Contributi a fondo perduto per le partite IVA nella bozza del decreto Rilancio. L’importo sarà calcolato in base a ricavi e compensi, ed andrà dal 15 al 25%. Tra i requisiti previsti spunta l’incompatibilità con il bonus di 600 e 1.000 euro.

Contributi a fondo perduto, novità nel decreto Rilancio per i titolari di partita IVA.

Per sostenere economicamente i soggetti danneggiati dall’emergenza coronavirus, sarà riconosciuto un contributo a fondo perduto alle partite IVA titolari di reddito d’impresa e di lavoro autonomo.

L’ultima bozza del decreto Rilancio fissa requisiti e regole per il calcolo della somma riconosciuta, previa presentazione di apposita domanda all’Agenzia delle Entrate.

A beneficiarne saranno imprese e professionisti che hanno subito perdite di ricavi o compensi pari almeno a due terzi di fatturato e corrispettivi al mese di aprile 2020 rispetto allo stesso mese del 2019.

L’importo riconosciuto andrà dal 15 al 25% dell’ammontare di ricavi o compensi.

L’ultima bozza del decreto Rilancio esclude dalla possibilità di accedere al contributo a fondo perduto i titolari di partita IVA che hanno diritto al bonus Inps di 600 e 1.000 euro. Una limitazione che escluderebbe dalla nuova agevolazione una grossa fetta di contribuenti e per la quale si auspica una modifica in ottica estensiva.

Scendiamo quindi nel dettaglio ed analizziamo punto per punto le novità ed i requisiti per accedere al contributo a fondo perduto.
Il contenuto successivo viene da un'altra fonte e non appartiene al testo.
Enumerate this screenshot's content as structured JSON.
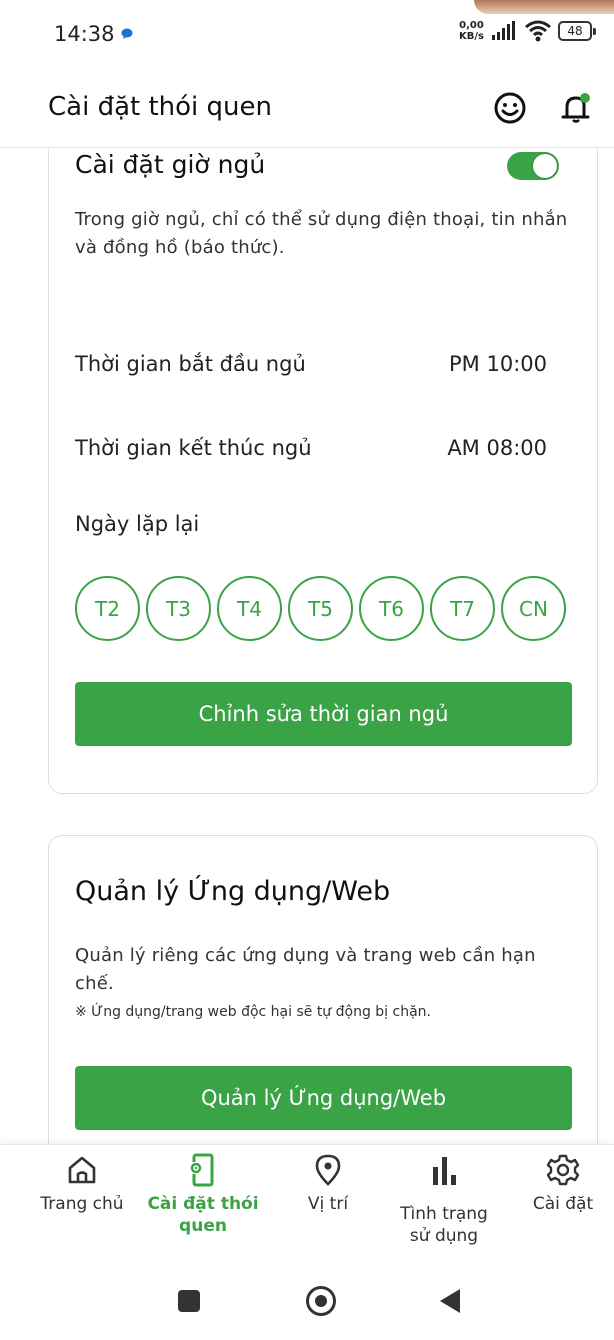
{
  "status_bar": {
    "time": "14:38",
    "net_speed_value": "0,00",
    "net_speed_unit": "KB/s",
    "battery": "48"
  },
  "header": {
    "title": "Cài đặt thói quen",
    "icons": [
      "smile-icon",
      "bell-icon"
    ]
  },
  "sleep_card": {
    "title": "Cài đặt giờ ngủ",
    "toggle_on": true,
    "description": "Trong giờ ngủ, chỉ có thể sử dụng điện thoại, tin nhắn và đồng hồ (báo thức).",
    "start_label": "Thời gian bắt đầu ngủ",
    "start_value": "PM 10:00",
    "end_label": "Thời gian kết thúc ngủ",
    "end_value": "AM 08:00",
    "repeat_label": "Ngày lặp lại",
    "days": [
      "T2",
      "T3",
      "T4",
      "T5",
      "T6",
      "T7",
      "CN"
    ],
    "edit_button": "Chỉnh sửa thời gian ngủ"
  },
  "app_card": {
    "title": "Quản lý Ứng dụng/Web",
    "description": "Quản lý riêng các ứng dụng và trang web cần hạn chế.",
    "note": "※ Ứng dụng/trang web độc hại sẽ tự động bị chặn.",
    "button": "Quản lý Ứng dụng/Web"
  },
  "bottom_nav": {
    "home": "Trang chủ",
    "habit": "Cài đặt thói quen",
    "location": "Vị trí",
    "usage": "Tình trạng sử dụng",
    "settings": "Cài đặt",
    "active": "habit"
  },
  "colors": {
    "accent": "#3aa346",
    "notification_dot": "#3aa346"
  }
}
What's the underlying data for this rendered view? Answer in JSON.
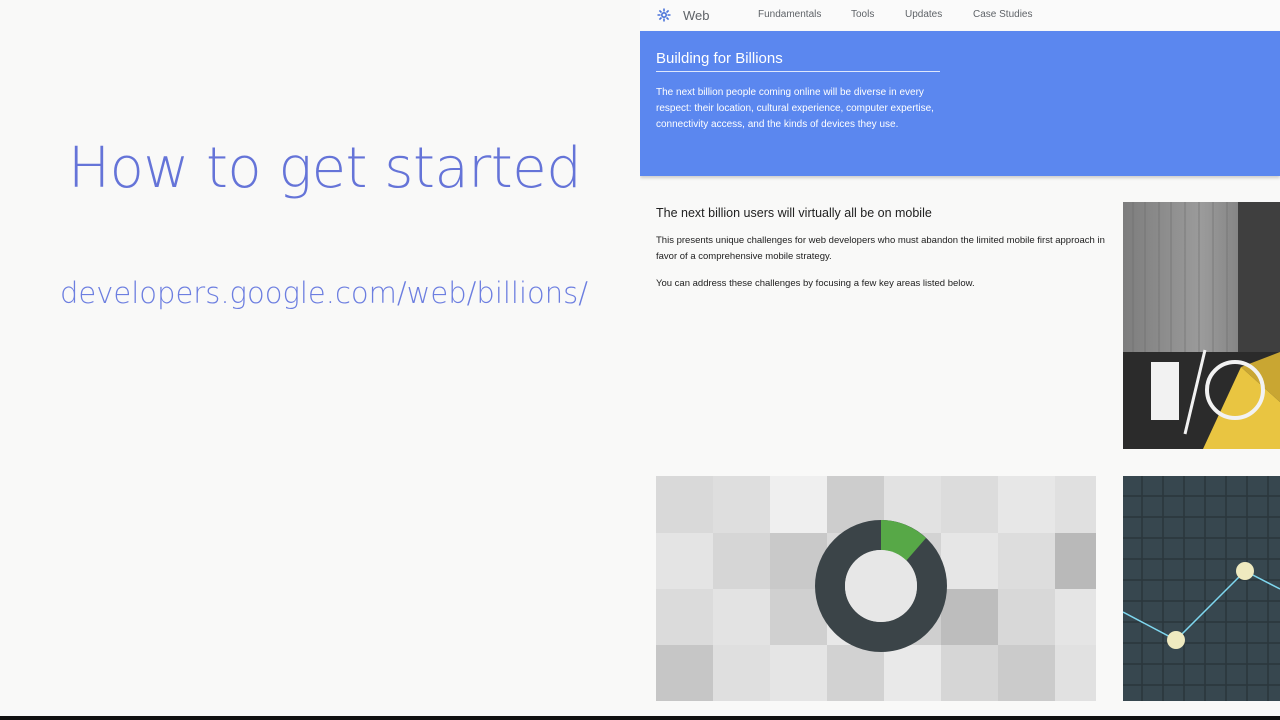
{
  "slide": {
    "title": "How to get started",
    "url": "developers.google.com/web/billions/"
  },
  "site": {
    "brand": "Web",
    "brand_icon": "web-fundamentals-icon",
    "nav": [
      "Fundamentals",
      "Tools",
      "Updates",
      "Case Studies"
    ],
    "hero": {
      "title": "Building for Billions",
      "body": "The next billion people coming online will be diverse in every respect: their location, cultural experience, computer expertise, connectivity access, and the kinds of devices they use."
    },
    "section": {
      "heading": "The next billion users will virtually all be on mobile",
      "p1": "This presents unique challenges for web developers who must abandon the limited mobile first approach in favor of a comprehensive mobile strategy.",
      "p2": "You can address these challenges by focusing a few key areas listed below."
    },
    "cards": {
      "video_icon": "google-io-logo-icon",
      "pixel_icon": "donut-progress-icon",
      "graph_icon": "line-graph-icon"
    }
  },
  "colors": {
    "slide_accent": "#6574d8",
    "hero_bg": "#5b87ef",
    "donut_dark": "#37474f",
    "donut_green": "#57a847",
    "graph_bg": "#37474f",
    "graph_line": "#7fd7ef",
    "graph_point": "#efeac0"
  }
}
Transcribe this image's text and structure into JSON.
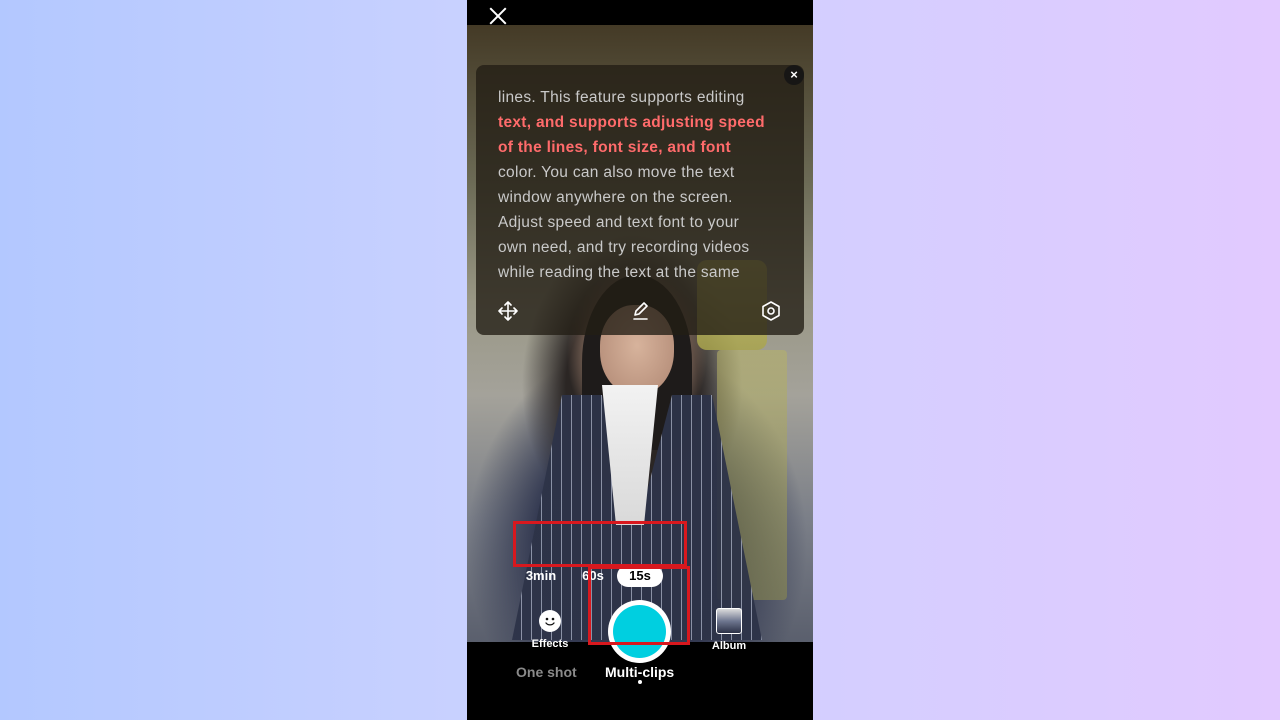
{
  "prompter": {
    "close_symbol": "×",
    "line_1": "lines. This feature supports editing",
    "line_2_highlight": "text, and supports adjusting speed",
    "line_3_highlight": "of the lines, font size, and font",
    "line_4": "color. You can also move the text",
    "line_5": "window anywhere on the screen.",
    "line_6": "Adjust speed and text font to your",
    "line_7": "own need, and try recording videos",
    "line_8": "while reading the text at the same",
    "tools": [
      "move-icon",
      "edit-icon",
      "settings-icon"
    ]
  },
  "durations": [
    "3min",
    "60s",
    "15s"
  ],
  "durations_selected": "15s",
  "effects_label": "Effects",
  "album_label": "Album",
  "modes": {
    "one_shot": "One shot",
    "multi_clips": "Multi-clips",
    "selected": "Multi-clips"
  },
  "colors": {
    "record_button": "#00cfe0",
    "highlight_text": "#ff6b6b",
    "annotation_box": "#d8181e"
  }
}
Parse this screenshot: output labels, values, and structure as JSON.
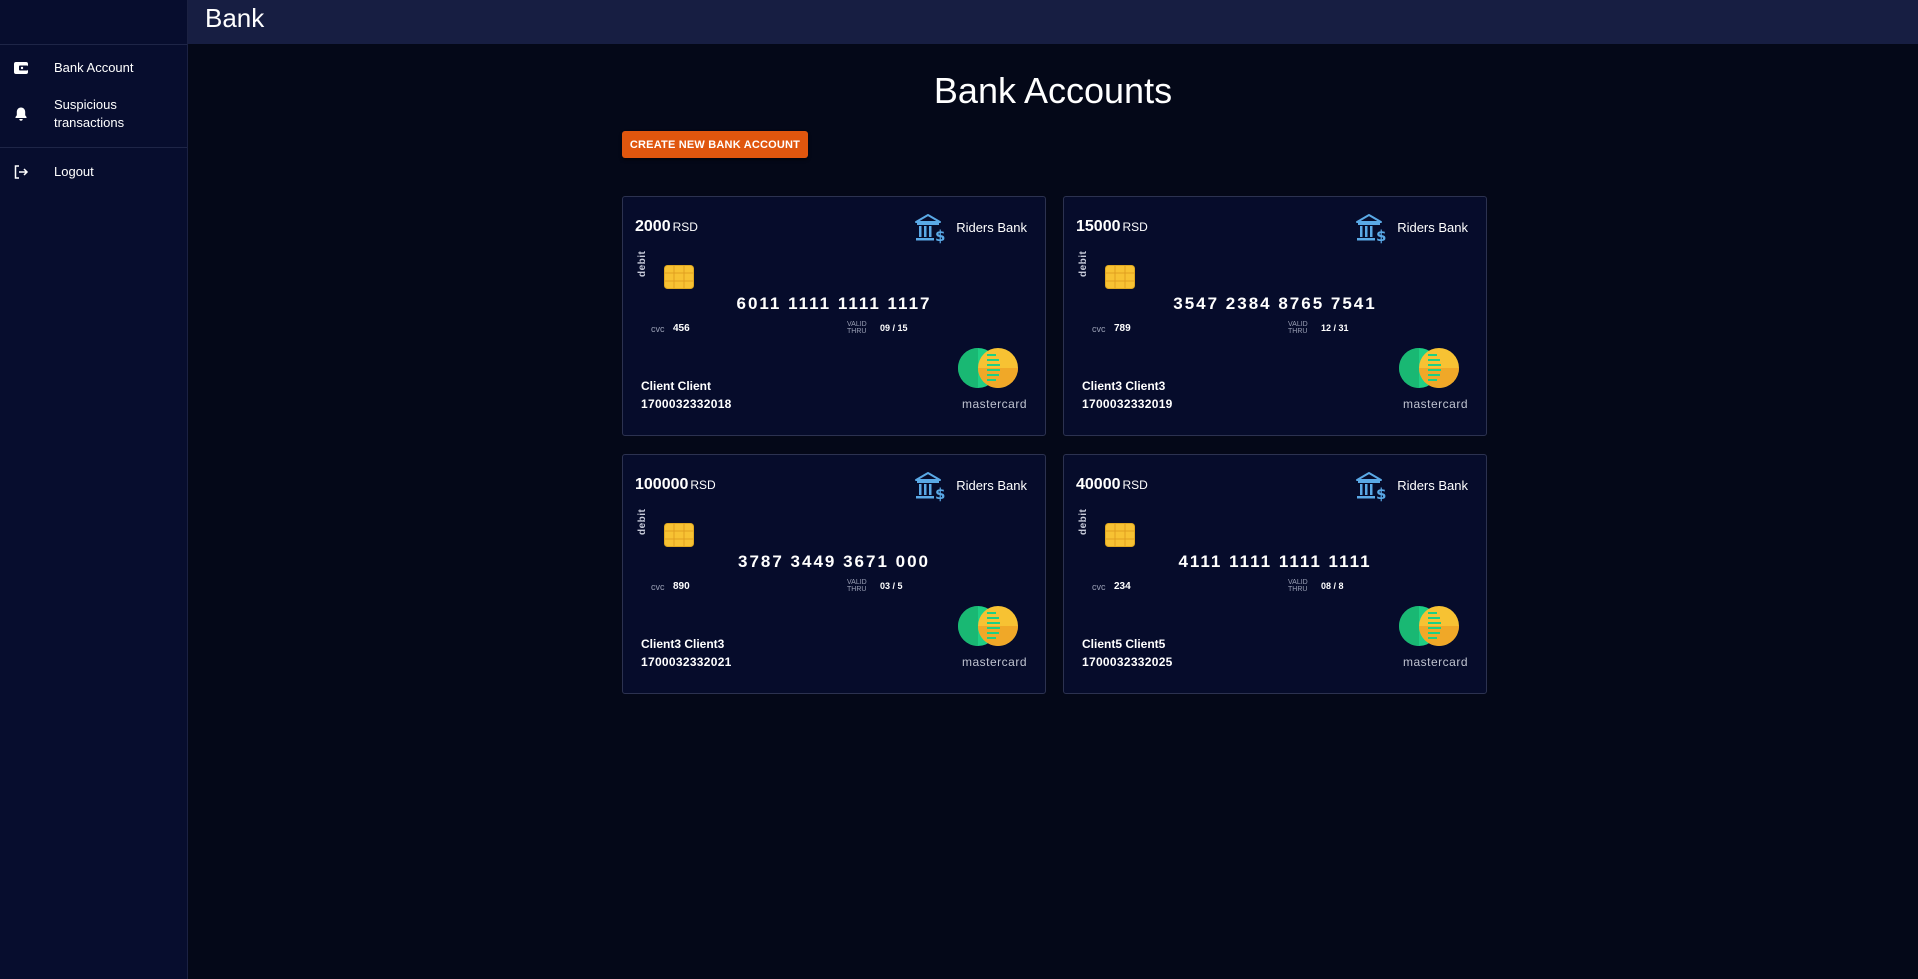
{
  "app": {
    "title": "Bank"
  },
  "sidebar": {
    "items": [
      {
        "label": "Bank Account",
        "icon": "wallet-icon"
      },
      {
        "label": "Suspicious\ntransactions",
        "icon": "bell-icon"
      },
      {
        "label": "Logout",
        "icon": "logout-icon"
      }
    ]
  },
  "main": {
    "title": "Bank Accounts",
    "create_button": "CREATE NEW BANK ACCOUNT"
  },
  "cards": [
    {
      "balance": "2000",
      "currency": "RSD",
      "bank": "Riders Bank",
      "type": "debit",
      "number": "6011 1111 1111 1117",
      "cvc_label": "cvc",
      "cvc": "456",
      "valid_label": "VALID THRU",
      "valid": "09 / 15",
      "holder": "Client Client",
      "account": "1700032332018",
      "brand": "mastercard"
    },
    {
      "balance": "15000",
      "currency": "RSD",
      "bank": "Riders Bank",
      "type": "debit",
      "number": "3547 2384 8765 7541",
      "cvc_label": "cvc",
      "cvc": "789",
      "valid_label": "VALID THRU",
      "valid": "12 / 31",
      "holder": "Client3 Client3",
      "account": "1700032332019",
      "brand": "mastercard"
    },
    {
      "balance": "100000",
      "currency": "RSD",
      "bank": "Riders Bank",
      "type": "debit",
      "number": "3787 3449 3671 000",
      "cvc_label": "cvc",
      "cvc": "890",
      "valid_label": "VALID THRU",
      "valid": "03 / 5",
      "holder": "Client3 Client3",
      "account": "1700032332021",
      "brand": "mastercard"
    },
    {
      "balance": "40000",
      "currency": "RSD",
      "bank": "Riders Bank",
      "type": "debit",
      "number": "4111 1111 1111 1111",
      "cvc_label": "cvc",
      "cvc": "234",
      "valid_label": "VALID THRU",
      "valid": "08 / 8",
      "holder": "Client5 Client5",
      "account": "1700032332025",
      "brand": "mastercard"
    }
  ],
  "colors": {
    "background": "#040818",
    "sidebar": "#070d2e",
    "topbar": "#171e42",
    "card": "#060c2b",
    "accent_button": "#e0560e",
    "mc_green": "#1fcf84",
    "mc_yellow": "#f7c233",
    "bank_icon": "#5aa9e6"
  }
}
Dovrebbe essere approvato in settimana il testo definitivo del decreto Rilancio che, considerando i tempi, non dovrebbe differenziarsi particolarmente rispetto all’ultima bozza circolata.

Una delle novità più di rilievo è rappresentata dal contributo a fondo perduto, che verrà riconosciuto:

 –   ai titolari di partita IVA con ricavi o compensi non superiori a 5 milioni di euro nel 2019;

 –   a condizione che l’ammontare del fatturato e dei corrispettivi del mese di aprile 2020 sia inferiore di due terzi rispetto all’ammontare del fatturato e dei corrispettivi del mese di aprile 2019;

  –  ai soggetti che hanno iniziato l’attività a partire dal 1° gennaio 2019 il contributo spetta anche in assenza dei requisiti relativi alla riduzione di fatturato.

La bozza del decreto Rilancio fornisce informazioni anche sull’importo del contributo spettante. La somma sarà calcolata in percentuale, dal 15 al 25%, in base all’importo di ricavi o compensi realizzati nel 2019.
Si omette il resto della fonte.